Ship of Ghosts - James D. Hornfischer [32]
* The Banshee was the Army version of the Navy’s SBD Dauntless dive-bomber.
Part Two
A BLOODSTAINED SEA
Life brings its own education, and the life of the sea permits no truancy. It says to a man, learn to be a seaman, or die. It takes no slurring answer, it gives no immunity…. The ocean cannot be cheated…. It may not be crossed except by those who know the stars.
— Lincoln Colcord
CHAPTER 9
The invasion convoy was twenty miles long, arrayed around two parallel columns of troop transports steaming a mile apart, 650 yards between ships, their extended line humped upward gently by the curve of the earth.
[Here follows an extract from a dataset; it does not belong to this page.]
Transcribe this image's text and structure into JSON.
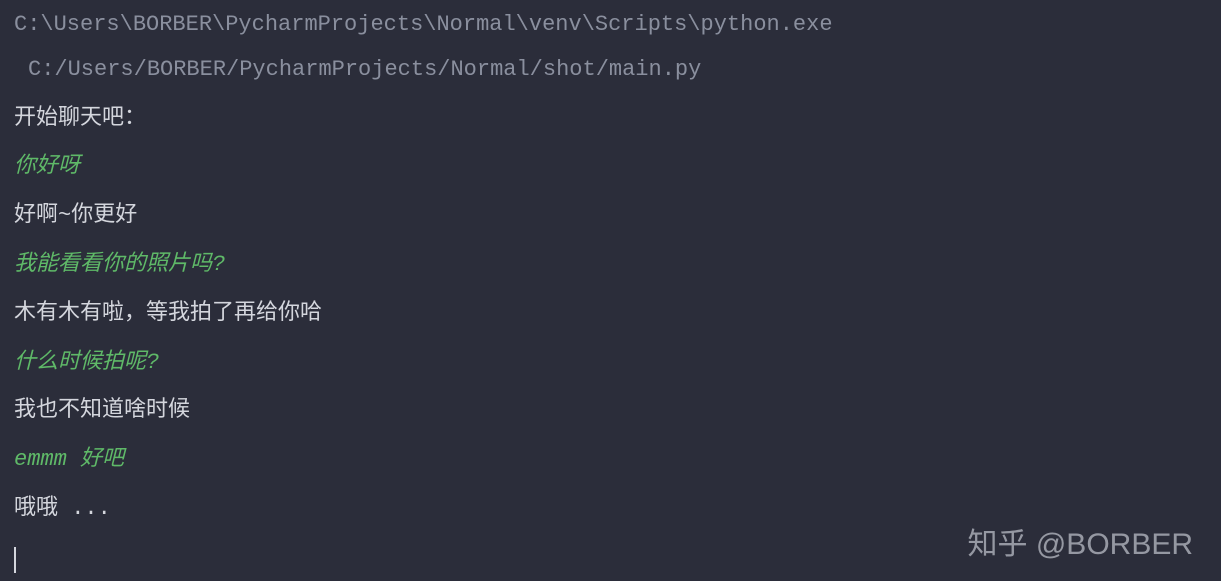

Heavy with arms and vehicles and khaki-shirted soldiers enflamed with pride of empire, with backpacks, leather boots, and bundles of battle flags that leached red dye in the squalls and deck wash, the transports of the Japanese Eastern Attack Group pushed through the seas, zigzagging at ten knots.
The majestic sight of it transfixed the captain of the destroyer Amatsukaze, escorting the formation to port. But Cdr. Tameichi Hara’s awe contended with his better judgment. Befitting a responsible commander, he fretted about the uncertainties and risks of the audacious operation. As the rhetoric of conquest was reduced to actual soldiers and ships and planes moving by complex schedules, human imperfection and weakness were becoming all too evident. Hara worried that Allied submarines would be drawn by the transport captains’ carelessness—the black smoke churning from their stacks, their loose attitude toward radio discipline and nighttime blackout doctrine. The flare of a cigarette, seen through the wrong submarine’s periscope, could bring ruin to the entire group.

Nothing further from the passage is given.